Just after I was invited to a campus interview earlier this year, I asked the chair to share the names of the search-committee members — a standard request that placement counselors often recommend a candidate make. I was surprised to receive the following response: “We will introduce the committee during the interview.”
What, I wondered, was private about the names of people I would soon meet? For that matter, what is private about much of the information that is often withheld from applicants throughout the hiring process?
When I visited the campus of this unnamed committee, the members were kind and accommodating. I became convinced that they weren’t trying to be secretive, but other conditions (like busyness) affected their response. Which brings me to my point: Many well-meaning committees default to playing it close to the vest when it comes to the job-search process, seemingly unaware that they might alienate candidates. The tendency toward nondisclosure, moreover, can make the process more cumbersome and less pleasant for all involved.
In a recent article on Vitae, Karen Kelsly suggested that even applicants far along into a search process are kept in the dark. And she advised that they should not “be excessively litigious in seeking out details” for tenure qualifications for a position because they’ll “look neurotic” and hurt their candidacy.
Kelsky, author of the blog The Professor Is In, runs an academic consulting business based entirely on offering candidates information that many institutions fail to provide. Academics as a group, it seems, can be rather withholding. In the circumstance she describes, departments could inform candidates by simply distributing detailed tenure guidelines during the campus-interview stage. After all, departments want to tenure strong faculty members, so giving candidates a clear picture of that process early on would help institutional goals.
Yet candidates often lack key information not just about tenure guidelines but about search committees, teaching loads, and salaries. This information usually cannot be located through careful web research. Moreover, our inquiries are sometimes met with such resistance that it can scare candidates away from asking at all. We are making some of the most important choices of our academic careers. Departments are investing substantial time and money into a hiring process. The chances of placing the right person in the right job are challenging enough without going into the experience with false impressions and minimal information.
Even before the interview stage, the hiring process begins without key pieces of information. On the Modern Language Association’s Job Information List, the required teaching load and potential salary are usually — not just often, but usually — missing pieces of information. Those are perhaps the two most important aspects of a job, and they convey other significant information as well: the expectations for research, the grant possibilities for the department, the university’s investment in the program.
It’s true that a specific salary for a position may not be decided upon until later in the process, but the department could still provide information about the predictable or even mandated range. I’ve known several colleagues who turned down job offers because of money alone. Departments probably aren’t pleased to go through a lengthy process only to be rejected by their first choice. In this situation, a more explicit job announcement with a salary range could cut down on applicants who would avoid certain conditions from the beginning. If disclosing salary proves too difficult an administrative hurdle to overcome, then, at a minimum, departments should prominently display the expectations for teaching that go with the position. In the saturated humanities job market, applicants themselves might then gain more agency in culling the application piles.

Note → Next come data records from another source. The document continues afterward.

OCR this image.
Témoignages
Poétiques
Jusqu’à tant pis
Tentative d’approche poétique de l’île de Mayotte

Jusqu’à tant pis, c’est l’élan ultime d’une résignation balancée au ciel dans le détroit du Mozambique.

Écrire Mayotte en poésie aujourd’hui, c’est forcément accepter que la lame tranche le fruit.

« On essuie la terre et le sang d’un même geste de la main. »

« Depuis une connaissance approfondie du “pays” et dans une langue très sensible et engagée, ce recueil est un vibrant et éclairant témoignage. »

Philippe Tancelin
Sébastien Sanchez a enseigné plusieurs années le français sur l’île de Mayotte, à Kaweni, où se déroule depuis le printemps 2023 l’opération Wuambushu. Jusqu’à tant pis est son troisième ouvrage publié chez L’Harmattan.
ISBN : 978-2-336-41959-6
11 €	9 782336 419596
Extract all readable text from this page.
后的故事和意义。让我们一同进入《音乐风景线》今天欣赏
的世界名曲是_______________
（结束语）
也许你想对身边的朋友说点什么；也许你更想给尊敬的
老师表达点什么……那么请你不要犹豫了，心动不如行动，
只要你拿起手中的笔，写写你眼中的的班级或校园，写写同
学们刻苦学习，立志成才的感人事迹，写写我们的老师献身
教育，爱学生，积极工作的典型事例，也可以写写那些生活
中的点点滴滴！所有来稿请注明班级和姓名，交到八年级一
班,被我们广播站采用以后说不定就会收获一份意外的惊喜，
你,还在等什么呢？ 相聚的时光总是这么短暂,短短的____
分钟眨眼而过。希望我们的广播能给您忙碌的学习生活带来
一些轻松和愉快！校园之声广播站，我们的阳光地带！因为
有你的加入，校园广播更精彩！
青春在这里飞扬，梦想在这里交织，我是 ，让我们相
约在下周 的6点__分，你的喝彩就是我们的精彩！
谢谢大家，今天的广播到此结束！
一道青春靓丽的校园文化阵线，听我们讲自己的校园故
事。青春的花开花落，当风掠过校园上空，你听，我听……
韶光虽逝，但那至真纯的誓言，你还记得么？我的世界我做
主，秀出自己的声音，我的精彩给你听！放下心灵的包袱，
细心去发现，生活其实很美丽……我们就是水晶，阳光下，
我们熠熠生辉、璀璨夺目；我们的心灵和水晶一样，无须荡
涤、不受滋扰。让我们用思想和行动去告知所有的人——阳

Knowing more about the job and about the people doing the hiring could also help candidates envision themselves in a department and adapt their discussion accordingly. A simple list of committee members’ names, for instance, distributed when a candidate is invited for a first-round interview, could supply a large amount of information to help a candidate craft a message: Am I talking to a general audience or one with specialists in my research area? Will a scholar whom I critique or defend be in the room? How might I make my research areas overlap usefully with the scholarly interests of the interviewers? When I am crafting questions for the committee, will I be asking people qualified to answer them?
True, as a candidate, I can prepare myself for various situations, and I should be able to speak about my work to people who know less about it than I do. That’s the reality of academic specialization. But those general truisms don’t undercut the importance of crafting a message for a specific audience, the most basic principle of communication.
Knowing more information would also put candidates at ease in a situation where, oddly, you talk to strangers who already know a significant amount about you. The interviewing department would be better served by speaking with candidates prepared to talk specifics. It could better see how candidates fit themselves within this particular institution and for this particular job.
The “secrets” of the job market I have just described don’t even break the surface. I addressed others in a 2013 column for The Chronicle with Rebecca L. Harris (“Modest Requests From a Pair of Job Seekers”). For example, candidates are kept in the dark long after search committees have moved on. In our column, Harris and I called for departments to “kindly reply” and not leave applicants wondering too long at any point of the search. The information vacuum means many rely on the Academic Jobs Wiki as a practical but imperfect way for candidates to keep each other informed — a responsibility that should rest on departments.
We as candidates invest a tremendous amount of intellectual and emotional energy into prospective jobs. As departments end this year’s searches and look toward a new hiring season in 2015-16, I would hope they will consider disclosing more specifics about job openings.
Savvy candidates should want information, and departments should want to provide it — if not because disclosure is more ethical then at least because it would prove more practical for everyone.